Albinos decry being objectified and used for ritual purposes in Cameroon

Persons with albinism are one of the most discriminated and stigmatised people on the African continent and Cameroon in particular.

Aside the societal stigma they have to deal with on a daily basis, there are still individuals who think parts from the bodies of people with albinism could be used for various fetish practices.

On the programme, ‘Parole des femmes’ on Equinox TV with host Julie Ngonde, invitees made some shocking revelations as to the terrible predicament of persons with albinism in Cameroon, ranging from their love life right down to the way society treats them.

“Persons with albinism in Cameroon have faced stigmatisation in almost all aspects. For instance in a relationship, they must at times discover at the end of the day that they are simply being used as some sort of experiment by their partners for various discoveries” explains Carine Laure Ngeumo, a person with albinism on the programme.

“People believe some properties of our skin such as our hair and our nails can somehow be used to make money” explains Carine.

“I once met a man whom I discovered was planning to make money by associating himself with me. He was influenced by his friends to cut my hair for money-making purposes. I even caught him one night with a scissors trying to cut my hair to sell. It was actually very horrific for me,” she recounts.

“To him that was all I meant to him. I have come to realise that as a person with albinism in any given relationship, it is as though we are naturally obliged to do extra in order to keep the relationship going. We have to deal with familial hatred, cheating husbands, even physical abuses; not to talk of the constant teasing on the streets and more”.

Carine, a mother of a 17-year-old boy equally said she could not end up with the father of her child because of the obstacles posed by his parents. She confessed that the hatred borne by the mother of her son’s father, is so intense that she hasn’t even met her grandson 17 years after he was born.

There is another cluster of people who see persons with albinism as potential ritual objects from which they could make money. Miss Albinos Cameroon, Huguette Monga on the programme revealed she had been approached by people who blatantly told her they are interested in her because she could bring them good fortune.

“Many have approached me for fetish reasons. They somehow have this superstitious belief we could bring them good fortune” she narrated.

“There are a crop who absolutely believe that getting intimate with a person with albinism will make you rich or bring you luck. Those are all lies. We are normal people like others and not objects for fetish rituals” she stressed.

Manuella Ndogmo, another person with albinism on the show sought to clarify the misconception that housing a person with albinism required more money.

“Our skin maybe fragile yes, but that does not mean that it will cost extra to take care of a person with albinism. We use baby ointments and simply avoid consuming what our skin may be allergic to and that is it. No extra cost or expenditures. We are just like everyone else except for the light skin” she explained.

Huguette Ndogmo was equally regretful of the fact that their colour also limited their chances in the job market. She said employers tend to trust a person with albinism less because they assume these persons would not be competent enough to handle their jobs. There are people who do not want persons with albinism to offer them services because of such prejudices.
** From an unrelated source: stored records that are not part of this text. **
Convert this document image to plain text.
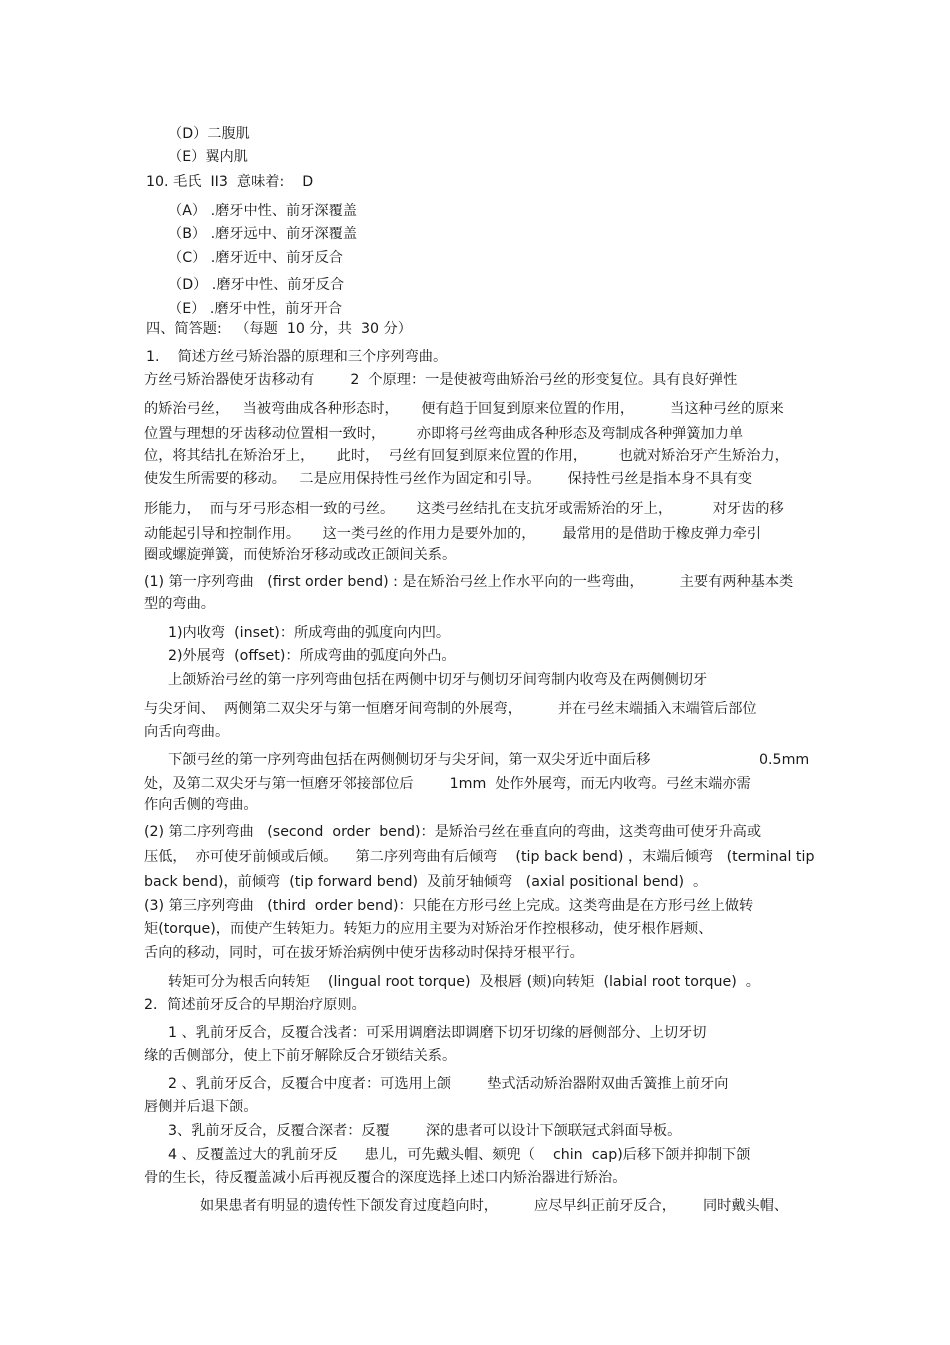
（D）二腹肌
（E）翼内肌
10. 毛氏  II3  意味着:    D
（A） .磨牙中性、前牙深覆盖
（B） .磨牙远中、前牙深覆盖
（C） .磨牙近中、前牙反合
（D） .磨牙中性、前牙反合
（E） .磨牙中性，前牙开合
四、简答题:   （每题  10 分，共  30 分）
1.    简述方丝弓矫治器的原理和三个序列弯曲。
方丝弓矫治器使牙齿移动有        2  个原理：一是使被弯曲矫治弓丝的形变复位。具有良好弹性
的矫治弓丝，   当被弯曲成各种形态时，     便有趋于回复到原来位置的作用，        当这种弓丝的原来
位置与理想的牙齿移动位置相一致时，       亦即将弓丝弯曲成各种形态及弯制成各种弹簧加力单
位，将其结扎在矫治牙上，     此时，  弓丝有回复到原来位置的作用，       也就对矫治牙产生矫治力，
使发生所需要的移动。   二是应用保持性弓丝作为固定和引导。      保持性弓丝是指本身不具有变
形能力，  而与牙弓形态相一致的弓丝。     这类弓丝结扎在支抗牙或需矫治的牙上，         对牙齿的移
动能起引导和控制作用。     这一类弓丝的作用力是要外加的，      最常用的是借助于橡皮弹力牵引
圈或螺旋弹簧，而使矫治牙移动或改正颌间关系。
(1) 第一序列弯曲   (first order bend) : 是在矫治弓丝上作水平向的一些弯曲，        主要有两种基本类
型的弯曲。
1)内收弯  (inset)：所成弯曲的弧度向内凹。
2)外展弯  (offset)：所成弯曲的弧度向外凸。
上颌矫治弓丝的第一序列弯曲包括在两侧中切牙与侧切牙间弯制内收弯及在两侧侧切牙
与尖牙间、  两侧第二双尖牙与第一恒磨牙间弯制的外展弯，        并在弓丝末端插入末端管后部位
向舌向弯曲。
下颌弓丝的第一序列弯曲包括在两侧侧切牙与尖牙间，第一双尖牙近中面后移	0.5mm
处，及第二双尖牙与第一恒磨牙邻接部位后        1mm  处作外展弯，而无内收弯。弓丝末端亦需
作向舌侧的弯曲。
(2) 第二序列弯曲   (second  order  bend)：是矫治弓丝在垂直向的弯曲，这类弯曲可使牙升高或
压低，  亦可使牙前倾或后倾。    第二序列弯曲有后倾弯    (tip back bend) ，末端后倾弯   (terminal tip
back bend)，前倾弯  (tip forward bend)  及前牙轴倾弯   (axial positional bend)  。
(3) 第三序列弯曲   (third  order bend)：只能在方形弓丝上完成。这类弯曲是在方形弓丝上做转
矩(torque)，而使产生转矩力。转矩力的应用主要为对矫治牙作控根移动，使牙根作唇颊、
舌向的移动，同时，可在拔牙矫治病例中使牙齿移动时保持牙根平行。
转矩可分为根舌向转矩    (lingual root torque)  及根唇 (颊)向转矩  (labial root torque)  。
2．简述前牙反合的早期治疗原则。
1 、乳前牙反合，反覆合浅者：可采用调磨法即调磨下切牙切缘的唇侧部分、上切牙切
缘的舌侧部分，使上下前牙解除反合牙锁结关系。
2 、乳前牙反合，反覆合中度者：可选用上颌        垫式活动矫治器附双曲舌簧推上前牙向
唇侧并后退下颌。
3、乳前牙反合，反覆合深者：反覆        深的患者可以设计下颌联冠式斜面导板。
4 、反覆盖过大的乳前牙反      患儿，可先戴头帽、颏兜（    chin  cap)后移下颌并抑制下颌
骨的生长，待反覆盖减小后再视反覆合的深度选择上述口内矫治器进行矫治。
如果患者有明显的遗传性下颌发育过度趋向时，        应尽早纠正前牙反合，      同时戴头帽、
In the same vein, Carin Laure who is a nurse by profession revealed that “at the hospital where I work, there is the tendency by patients to deny me attending to them especially giving them injections as they feel I don’t see well and might probably not do it the right way.”

“There are equally some traditional beliefs in Cameroon that see a child with albinism as evil and they are therefore killed from conception” reveals Huguette Monga.

“My dad told me that when I was very young, I fell terribly ill. His friend recommended a traditional healer somewhere in the East Region. He said when we got there, all the villagers started running away and when he asked why, they told him all albino children were killed from birth. Even the woman we had gone to see refused to attend to me. I was smuggled out of that place else I would not be alive today” she testified.

Persons with albinism as well as other minority groups such as the “Mbororos” (Nomad Peulhs) and those with various physical impairments all suffer the same plight in Cameroon. The dejection incurred by this group of people breaks their morale. Most of the times, they are unappreciated and not well recognised by society. They deserve better.